How LogJoint parses JSON files

Log as string

LogJoint considers an JSON log file as one big string. This is a logical representation, of-course physically LogJoint doesn't load the whole file into a string in memory. A string here means a sequence of Unicode characters. To convert a raw log file to Unicode characters LogJoint uses the encoding specified in your format's settings. JSON file does not have to be pretty-printed to look nice in LogJoint.

Suppose we have this log file:

{"timestamp":"2018-05-22 20:25:35.968","severity":"INFO",thread:"123","msg":"Hi there"}
{"timestamp":"2018-05-22 20:25:42.005","severity":"ERROR",thread:"123","msg":"Error occurred!","exception":"WebException"}

The log contains two messages, each represented by a JSON object. The second message is of severity error and it includes exception information in additional property exception.

Header regular expression

LogJoint uses user-provided regular expression to split input JSON string into individual log messages. This regex is called header regular expression. It's supposed to match the beginnings of messages. It might look unnatural to use regexps against JSON texts. The reason for this approach is efficiency - with the regex in hands LogJoint can read a random part of potentially huge input file and start splitting this part. In our example the header regular expression may look like this:
^              # new messages should start from new line
{              # JSON object start
\s*            # skip spaces if any before first attribute
"timestamp":"  # expected first mandatory property

Note that LogJoint ignores unescaped white space in patterns and treats everything after # as a comment. Programmers can read about IgnorePatternWhitespace, ExplicitCapture, and Multiline flags that are actually used here in msdn: RegexOptions Enumeration.

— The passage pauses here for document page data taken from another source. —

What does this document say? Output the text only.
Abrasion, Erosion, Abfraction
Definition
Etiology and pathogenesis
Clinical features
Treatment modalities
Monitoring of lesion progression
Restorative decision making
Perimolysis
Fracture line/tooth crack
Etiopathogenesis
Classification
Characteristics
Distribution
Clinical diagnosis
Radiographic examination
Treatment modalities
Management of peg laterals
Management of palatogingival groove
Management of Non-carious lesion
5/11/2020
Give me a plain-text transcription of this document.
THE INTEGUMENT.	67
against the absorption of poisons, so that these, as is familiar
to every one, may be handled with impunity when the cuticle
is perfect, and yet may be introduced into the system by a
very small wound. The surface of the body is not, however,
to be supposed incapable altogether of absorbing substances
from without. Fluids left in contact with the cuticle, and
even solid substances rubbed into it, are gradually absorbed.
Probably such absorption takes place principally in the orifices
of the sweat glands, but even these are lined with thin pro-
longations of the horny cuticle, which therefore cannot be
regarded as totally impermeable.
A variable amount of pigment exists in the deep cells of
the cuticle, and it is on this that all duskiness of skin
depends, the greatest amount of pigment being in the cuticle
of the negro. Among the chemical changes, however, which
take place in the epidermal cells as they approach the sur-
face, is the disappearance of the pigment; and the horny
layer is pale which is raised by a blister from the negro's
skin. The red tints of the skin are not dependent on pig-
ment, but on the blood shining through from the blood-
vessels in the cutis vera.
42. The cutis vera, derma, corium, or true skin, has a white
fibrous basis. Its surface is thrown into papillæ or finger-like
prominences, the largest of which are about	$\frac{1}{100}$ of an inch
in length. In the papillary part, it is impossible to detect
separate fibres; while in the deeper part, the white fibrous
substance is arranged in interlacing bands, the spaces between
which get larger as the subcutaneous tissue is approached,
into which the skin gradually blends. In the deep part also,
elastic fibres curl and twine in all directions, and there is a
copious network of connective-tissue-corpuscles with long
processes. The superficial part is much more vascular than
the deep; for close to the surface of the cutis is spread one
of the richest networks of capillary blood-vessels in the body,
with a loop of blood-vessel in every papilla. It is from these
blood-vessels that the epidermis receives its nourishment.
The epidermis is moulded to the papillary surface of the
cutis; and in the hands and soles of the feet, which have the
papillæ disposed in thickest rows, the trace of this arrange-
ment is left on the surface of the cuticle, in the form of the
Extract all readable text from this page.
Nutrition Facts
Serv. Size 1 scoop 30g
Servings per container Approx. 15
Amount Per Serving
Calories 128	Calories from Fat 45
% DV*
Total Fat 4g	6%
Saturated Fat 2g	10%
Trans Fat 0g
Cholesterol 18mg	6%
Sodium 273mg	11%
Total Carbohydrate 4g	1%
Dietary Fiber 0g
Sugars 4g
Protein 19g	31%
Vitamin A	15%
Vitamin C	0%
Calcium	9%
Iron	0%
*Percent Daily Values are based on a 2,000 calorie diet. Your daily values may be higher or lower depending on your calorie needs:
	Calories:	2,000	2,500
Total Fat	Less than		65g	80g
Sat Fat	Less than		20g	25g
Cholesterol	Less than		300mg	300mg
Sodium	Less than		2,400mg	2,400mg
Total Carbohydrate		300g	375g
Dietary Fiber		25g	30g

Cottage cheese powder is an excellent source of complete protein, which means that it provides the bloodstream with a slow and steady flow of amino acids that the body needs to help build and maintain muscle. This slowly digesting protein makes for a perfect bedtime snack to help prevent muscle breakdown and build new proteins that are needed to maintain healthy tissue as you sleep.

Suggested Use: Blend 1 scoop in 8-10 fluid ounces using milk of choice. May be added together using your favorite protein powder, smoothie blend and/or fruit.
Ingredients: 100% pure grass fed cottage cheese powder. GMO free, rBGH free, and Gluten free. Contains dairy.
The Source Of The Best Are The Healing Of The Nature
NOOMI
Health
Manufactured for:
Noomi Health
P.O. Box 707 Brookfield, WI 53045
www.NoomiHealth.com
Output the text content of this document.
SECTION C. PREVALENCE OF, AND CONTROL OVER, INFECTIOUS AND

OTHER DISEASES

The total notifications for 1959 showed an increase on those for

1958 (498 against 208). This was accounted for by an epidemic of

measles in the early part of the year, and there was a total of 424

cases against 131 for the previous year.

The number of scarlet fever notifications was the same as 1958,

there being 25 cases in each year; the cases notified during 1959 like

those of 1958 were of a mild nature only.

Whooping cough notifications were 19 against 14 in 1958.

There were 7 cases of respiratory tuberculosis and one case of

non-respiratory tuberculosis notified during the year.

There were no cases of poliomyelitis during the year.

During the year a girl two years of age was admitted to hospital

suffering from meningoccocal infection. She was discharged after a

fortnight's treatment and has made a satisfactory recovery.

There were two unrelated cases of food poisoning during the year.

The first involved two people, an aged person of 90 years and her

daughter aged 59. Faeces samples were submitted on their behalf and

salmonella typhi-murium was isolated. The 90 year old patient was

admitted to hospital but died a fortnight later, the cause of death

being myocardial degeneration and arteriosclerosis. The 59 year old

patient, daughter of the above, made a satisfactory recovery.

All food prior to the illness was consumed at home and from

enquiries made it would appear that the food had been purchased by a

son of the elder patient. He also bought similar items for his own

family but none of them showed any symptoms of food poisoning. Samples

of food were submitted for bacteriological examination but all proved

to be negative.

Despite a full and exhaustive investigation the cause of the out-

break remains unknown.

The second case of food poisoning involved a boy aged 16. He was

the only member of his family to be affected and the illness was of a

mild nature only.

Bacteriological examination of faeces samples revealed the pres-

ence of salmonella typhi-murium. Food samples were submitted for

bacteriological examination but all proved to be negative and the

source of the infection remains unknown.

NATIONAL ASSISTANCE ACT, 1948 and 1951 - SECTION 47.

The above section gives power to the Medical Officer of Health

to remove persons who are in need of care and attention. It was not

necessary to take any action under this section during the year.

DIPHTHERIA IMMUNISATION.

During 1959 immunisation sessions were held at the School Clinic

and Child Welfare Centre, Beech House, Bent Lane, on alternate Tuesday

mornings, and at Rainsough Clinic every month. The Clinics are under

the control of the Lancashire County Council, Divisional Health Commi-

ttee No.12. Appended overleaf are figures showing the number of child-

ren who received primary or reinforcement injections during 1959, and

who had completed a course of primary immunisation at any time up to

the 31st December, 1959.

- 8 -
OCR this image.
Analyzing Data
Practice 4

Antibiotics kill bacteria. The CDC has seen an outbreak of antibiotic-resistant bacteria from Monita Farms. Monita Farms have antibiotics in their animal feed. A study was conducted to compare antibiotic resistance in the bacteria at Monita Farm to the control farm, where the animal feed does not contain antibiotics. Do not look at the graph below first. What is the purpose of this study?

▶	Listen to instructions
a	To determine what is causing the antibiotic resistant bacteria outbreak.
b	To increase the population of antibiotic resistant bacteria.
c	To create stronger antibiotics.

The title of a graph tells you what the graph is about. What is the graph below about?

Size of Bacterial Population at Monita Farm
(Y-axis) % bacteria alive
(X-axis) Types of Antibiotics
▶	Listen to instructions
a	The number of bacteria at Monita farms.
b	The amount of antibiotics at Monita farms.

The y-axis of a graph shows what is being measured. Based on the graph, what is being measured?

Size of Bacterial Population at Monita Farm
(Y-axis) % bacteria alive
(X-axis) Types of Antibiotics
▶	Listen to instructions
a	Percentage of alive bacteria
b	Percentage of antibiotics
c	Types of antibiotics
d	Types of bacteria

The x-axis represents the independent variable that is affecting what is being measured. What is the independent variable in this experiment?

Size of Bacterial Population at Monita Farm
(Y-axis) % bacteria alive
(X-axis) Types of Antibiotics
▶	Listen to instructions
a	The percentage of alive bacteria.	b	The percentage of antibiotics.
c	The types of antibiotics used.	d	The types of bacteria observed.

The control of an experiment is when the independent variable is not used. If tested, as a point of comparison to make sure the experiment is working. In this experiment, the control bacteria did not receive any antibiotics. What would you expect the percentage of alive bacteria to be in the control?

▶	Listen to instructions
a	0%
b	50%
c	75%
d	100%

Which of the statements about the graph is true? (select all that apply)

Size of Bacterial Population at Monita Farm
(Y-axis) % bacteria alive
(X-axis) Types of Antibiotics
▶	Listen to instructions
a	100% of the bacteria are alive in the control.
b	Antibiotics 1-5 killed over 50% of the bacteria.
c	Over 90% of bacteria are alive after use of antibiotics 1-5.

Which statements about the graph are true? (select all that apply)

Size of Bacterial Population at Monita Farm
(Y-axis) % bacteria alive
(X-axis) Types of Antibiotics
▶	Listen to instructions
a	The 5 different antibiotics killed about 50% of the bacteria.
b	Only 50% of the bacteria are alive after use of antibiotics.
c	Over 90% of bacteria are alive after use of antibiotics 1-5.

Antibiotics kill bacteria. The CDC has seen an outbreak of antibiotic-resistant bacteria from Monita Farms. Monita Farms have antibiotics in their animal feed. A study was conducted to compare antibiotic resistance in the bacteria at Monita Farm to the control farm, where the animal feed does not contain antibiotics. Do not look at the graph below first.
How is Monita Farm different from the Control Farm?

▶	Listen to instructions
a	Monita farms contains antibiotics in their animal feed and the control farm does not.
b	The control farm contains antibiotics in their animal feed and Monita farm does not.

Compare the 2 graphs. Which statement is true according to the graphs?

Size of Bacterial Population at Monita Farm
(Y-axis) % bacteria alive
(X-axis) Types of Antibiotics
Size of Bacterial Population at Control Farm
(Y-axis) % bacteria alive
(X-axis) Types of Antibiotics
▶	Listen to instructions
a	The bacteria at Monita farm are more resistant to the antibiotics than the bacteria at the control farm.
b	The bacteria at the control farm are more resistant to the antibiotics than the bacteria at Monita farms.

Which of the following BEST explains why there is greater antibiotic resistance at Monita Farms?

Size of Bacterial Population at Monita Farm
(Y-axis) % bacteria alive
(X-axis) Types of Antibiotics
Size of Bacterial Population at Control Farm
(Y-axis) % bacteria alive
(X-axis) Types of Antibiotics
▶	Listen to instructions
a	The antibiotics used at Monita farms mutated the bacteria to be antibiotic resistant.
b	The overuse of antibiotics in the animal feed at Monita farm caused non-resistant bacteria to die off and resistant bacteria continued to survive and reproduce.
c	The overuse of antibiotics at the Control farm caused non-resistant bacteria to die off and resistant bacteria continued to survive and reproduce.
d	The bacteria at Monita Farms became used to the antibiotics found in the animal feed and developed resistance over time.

LogJoint applies the header regular expression many times to find all the messages in the input string. In our example the header regex will match two times:

Thick black lines show message boundaries. After applying header regex LogJoint knows where the messages begin and where they end. A messsage ends where the next message begins.

Normalization with JUST transformation

On the next step LogJoint applies user-provided normalization JSON transformation to each message separated out on previous step. Transformation syntax is described at JUST.net home page. The output of this JUST tranformation must be one JSON element with the following schema

{"d":"datetime: yyyy-MM-ddTHH:mm:ss.fffffff","t":"thread id string","s":"severity: i, w, e","m":"Log message"}
			

Only d property is mandatory. Severity property s can contain any string, but only first character of it is compared (case-insensitively) with expected values i, w, e.

LogJoint knows how to interpret and display transformation output. Basically your JUST tranformation tells LogJoint:

For the sample log above the transformation might look like that:
{
  "d": "#customfunction(logjoint.model,LogJoint.Json.Functions.TO_DATETIME,#valueof($.timestamp),yyyy-MM-dd HH:mm:ss.fff)",
  "m": "#concat(#valueof($.msg),#ifcondition(#existsandnotempty($.exception),true,#concat(\nException: , #valueof($.exception)),))",
  "s": "#valueof($.severity)"
}

Within JUST code you can use predefined JUST functions as well as #customfunctions provided by LogJoint. Example of calling a custom function TO_DATETIME see in above code. See functions reference for the list of available functions.